In chiesa, fiori bianchi e candele! In tutti i fiori e negli addobbi, sia in chiesa che poi al ricevimento, ho cercato di ottenere un equilibrio tra il classico e campagnolo (quello che in gergo di dice "country chic"): fiori bianchi, composizioni diverse ma in ognuna c'era un rametto di salvia, o di lavanda, o delle margherite di campo, o del rosmarino... le bottoniere erano fatte con una rosellina e un rametto di lavanda; sui banchi, mazzolini che sembravano quasi raccolti; e centrotavola con ortensie, rose, margherite e alloro. Il mio bouquet aveva la corona esterna di foglie di salvia, ed era profumatissimo!

Eccomi qua! emozionatissima e super sorridente al braccio del mio bellissimo papà :)
Il vestito è di David Fielden, uno stilista inglese: mi è piaciuto subito perchè sembrava più un abito da sera che un classico abito da sposa. Il velo era lunghissimo, col bordo di pizzo, romantico e tradizionale: non lo volevo assolutamente, poi però l'ho provato e... come dire? mi sono sentita
davvero una sposa!

Il mio timido e riservato marito mi ha espressamente chiesto di mostrarlo il meno possibile, quindi lo faccio vedere giusto un po': eccoci qua mentre veniamo letteralmente sommersi da quintali di riso all'uscita della chiesa
e poi in riva al nostro amato lago, a fare le foto come due veri modelli! (non siamo proprio i tipi, in effetti ci veniva sempre da ridere...ma le foto sono venute carine lo stesso!)
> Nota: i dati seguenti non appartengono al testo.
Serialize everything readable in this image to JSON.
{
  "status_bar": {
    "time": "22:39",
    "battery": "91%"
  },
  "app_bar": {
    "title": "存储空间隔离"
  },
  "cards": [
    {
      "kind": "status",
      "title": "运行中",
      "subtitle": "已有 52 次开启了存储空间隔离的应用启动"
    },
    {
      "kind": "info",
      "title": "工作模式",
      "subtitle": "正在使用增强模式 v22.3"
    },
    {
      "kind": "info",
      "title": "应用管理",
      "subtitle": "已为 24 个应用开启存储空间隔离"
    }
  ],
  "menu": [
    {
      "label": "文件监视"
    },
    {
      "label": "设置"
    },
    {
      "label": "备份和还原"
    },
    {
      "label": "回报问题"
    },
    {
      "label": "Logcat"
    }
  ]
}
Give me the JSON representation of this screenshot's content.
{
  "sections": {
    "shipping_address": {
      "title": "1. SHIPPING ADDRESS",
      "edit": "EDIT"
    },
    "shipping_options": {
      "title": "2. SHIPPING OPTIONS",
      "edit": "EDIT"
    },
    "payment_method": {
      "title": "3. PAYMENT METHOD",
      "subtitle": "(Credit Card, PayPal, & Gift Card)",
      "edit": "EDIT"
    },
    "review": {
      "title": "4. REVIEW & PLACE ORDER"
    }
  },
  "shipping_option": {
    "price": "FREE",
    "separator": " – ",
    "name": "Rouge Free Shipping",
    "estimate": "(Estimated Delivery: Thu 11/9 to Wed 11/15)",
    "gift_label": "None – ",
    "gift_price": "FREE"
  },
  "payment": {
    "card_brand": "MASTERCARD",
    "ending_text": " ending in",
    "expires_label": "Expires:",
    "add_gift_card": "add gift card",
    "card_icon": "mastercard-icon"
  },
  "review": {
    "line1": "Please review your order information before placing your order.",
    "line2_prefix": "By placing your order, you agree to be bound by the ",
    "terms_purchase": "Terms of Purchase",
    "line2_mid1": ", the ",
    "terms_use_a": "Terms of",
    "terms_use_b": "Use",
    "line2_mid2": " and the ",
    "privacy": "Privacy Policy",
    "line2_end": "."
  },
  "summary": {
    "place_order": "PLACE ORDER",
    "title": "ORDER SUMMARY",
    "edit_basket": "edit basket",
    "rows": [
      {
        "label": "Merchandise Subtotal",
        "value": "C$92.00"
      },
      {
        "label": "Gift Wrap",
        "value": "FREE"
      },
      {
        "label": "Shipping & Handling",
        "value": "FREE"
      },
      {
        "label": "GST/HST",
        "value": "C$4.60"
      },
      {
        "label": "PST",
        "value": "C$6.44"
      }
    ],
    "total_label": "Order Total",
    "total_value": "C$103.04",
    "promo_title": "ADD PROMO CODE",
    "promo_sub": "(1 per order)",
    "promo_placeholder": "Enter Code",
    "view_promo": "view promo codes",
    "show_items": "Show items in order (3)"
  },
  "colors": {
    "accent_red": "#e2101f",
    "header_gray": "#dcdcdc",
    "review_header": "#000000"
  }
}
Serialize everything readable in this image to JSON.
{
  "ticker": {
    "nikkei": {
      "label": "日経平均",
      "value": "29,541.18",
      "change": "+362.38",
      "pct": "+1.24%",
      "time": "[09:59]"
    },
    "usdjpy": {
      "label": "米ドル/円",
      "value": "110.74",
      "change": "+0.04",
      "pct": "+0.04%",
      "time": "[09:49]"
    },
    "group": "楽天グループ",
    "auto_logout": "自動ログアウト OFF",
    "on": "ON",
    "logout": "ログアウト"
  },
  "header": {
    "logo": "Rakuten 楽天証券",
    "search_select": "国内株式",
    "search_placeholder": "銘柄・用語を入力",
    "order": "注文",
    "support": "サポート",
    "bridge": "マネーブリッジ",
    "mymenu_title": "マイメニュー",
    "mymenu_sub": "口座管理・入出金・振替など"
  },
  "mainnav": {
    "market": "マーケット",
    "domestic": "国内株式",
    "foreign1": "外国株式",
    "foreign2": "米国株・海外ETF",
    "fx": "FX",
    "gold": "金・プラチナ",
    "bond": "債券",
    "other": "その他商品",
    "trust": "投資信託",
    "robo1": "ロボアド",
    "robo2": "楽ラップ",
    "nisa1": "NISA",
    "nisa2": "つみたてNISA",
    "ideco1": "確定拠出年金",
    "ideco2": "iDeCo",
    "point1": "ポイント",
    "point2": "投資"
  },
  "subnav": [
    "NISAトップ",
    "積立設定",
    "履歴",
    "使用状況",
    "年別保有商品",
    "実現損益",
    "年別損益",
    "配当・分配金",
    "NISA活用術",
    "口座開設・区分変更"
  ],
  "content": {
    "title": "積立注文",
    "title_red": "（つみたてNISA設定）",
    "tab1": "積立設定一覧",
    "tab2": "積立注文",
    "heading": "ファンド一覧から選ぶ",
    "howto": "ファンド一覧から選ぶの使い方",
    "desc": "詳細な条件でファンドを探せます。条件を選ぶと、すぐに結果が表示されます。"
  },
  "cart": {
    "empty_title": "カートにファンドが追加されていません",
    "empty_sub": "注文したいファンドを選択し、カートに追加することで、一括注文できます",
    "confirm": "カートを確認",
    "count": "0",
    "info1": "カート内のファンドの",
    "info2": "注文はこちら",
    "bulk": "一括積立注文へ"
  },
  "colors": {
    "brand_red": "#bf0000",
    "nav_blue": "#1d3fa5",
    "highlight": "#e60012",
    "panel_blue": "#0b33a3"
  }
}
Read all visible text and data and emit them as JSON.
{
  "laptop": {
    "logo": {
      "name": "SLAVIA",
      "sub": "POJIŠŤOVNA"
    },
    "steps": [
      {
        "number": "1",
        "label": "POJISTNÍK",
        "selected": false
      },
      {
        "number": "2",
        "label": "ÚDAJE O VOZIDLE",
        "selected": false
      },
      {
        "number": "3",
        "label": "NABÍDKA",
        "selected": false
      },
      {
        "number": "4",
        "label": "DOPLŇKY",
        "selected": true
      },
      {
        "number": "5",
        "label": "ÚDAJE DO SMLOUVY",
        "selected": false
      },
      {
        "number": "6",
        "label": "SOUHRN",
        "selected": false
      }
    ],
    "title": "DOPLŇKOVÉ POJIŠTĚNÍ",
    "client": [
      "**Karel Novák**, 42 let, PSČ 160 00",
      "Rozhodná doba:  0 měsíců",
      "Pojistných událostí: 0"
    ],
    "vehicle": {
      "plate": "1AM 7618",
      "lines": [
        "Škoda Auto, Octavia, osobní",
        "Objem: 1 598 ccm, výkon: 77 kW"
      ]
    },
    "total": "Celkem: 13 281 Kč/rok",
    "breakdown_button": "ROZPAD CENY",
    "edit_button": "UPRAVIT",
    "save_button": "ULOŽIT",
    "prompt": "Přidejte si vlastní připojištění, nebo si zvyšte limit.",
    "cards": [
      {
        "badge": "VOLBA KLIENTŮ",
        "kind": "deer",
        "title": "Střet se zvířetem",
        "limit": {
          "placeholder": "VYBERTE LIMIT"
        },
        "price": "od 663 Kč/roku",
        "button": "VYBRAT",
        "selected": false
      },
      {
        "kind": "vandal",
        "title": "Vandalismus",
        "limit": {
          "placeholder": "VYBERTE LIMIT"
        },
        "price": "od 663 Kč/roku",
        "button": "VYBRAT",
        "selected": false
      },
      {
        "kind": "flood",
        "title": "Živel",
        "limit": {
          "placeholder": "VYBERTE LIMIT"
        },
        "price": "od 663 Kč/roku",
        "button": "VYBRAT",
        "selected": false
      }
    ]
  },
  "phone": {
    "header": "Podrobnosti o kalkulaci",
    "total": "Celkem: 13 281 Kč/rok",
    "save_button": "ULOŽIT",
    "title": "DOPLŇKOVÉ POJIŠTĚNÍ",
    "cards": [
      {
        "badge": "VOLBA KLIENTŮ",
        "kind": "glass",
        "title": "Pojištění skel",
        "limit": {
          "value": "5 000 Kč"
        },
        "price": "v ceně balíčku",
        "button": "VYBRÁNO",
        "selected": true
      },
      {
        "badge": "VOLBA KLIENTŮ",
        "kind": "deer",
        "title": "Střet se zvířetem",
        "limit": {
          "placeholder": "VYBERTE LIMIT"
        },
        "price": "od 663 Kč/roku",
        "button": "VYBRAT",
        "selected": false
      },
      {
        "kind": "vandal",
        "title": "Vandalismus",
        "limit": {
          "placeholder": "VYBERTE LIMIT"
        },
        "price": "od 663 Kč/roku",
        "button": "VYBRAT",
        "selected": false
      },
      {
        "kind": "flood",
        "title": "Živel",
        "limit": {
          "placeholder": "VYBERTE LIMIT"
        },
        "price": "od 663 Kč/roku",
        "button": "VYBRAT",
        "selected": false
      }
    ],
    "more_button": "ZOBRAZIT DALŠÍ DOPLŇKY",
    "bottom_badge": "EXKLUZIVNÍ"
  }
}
Infine, tutti a festeggiare! Per la cena abbiamo scelto un posto che ci piaceva (e mi piace ancora) tantissimo: una casa di campagna, molto semplice e rustica ma curatissima! In mezzo ai campi gialli di covoni di grano, con un giardino pieno di fiori, un pozzo con le rose rampicanti e l'edera che copre tutta la facciata! Giuro, sembrava quasi una country house inglese (si vede qui, mentre lancio il conteso bouquet... guadagnato con atletico gesto dalla mia migliore amica)
Un bel posto, buon cibo, tanti amici e familiari con cui festeggiare, una marching band che ci ha allietato per tutta la serata con incursioni a sorpresa... che si può volere di più?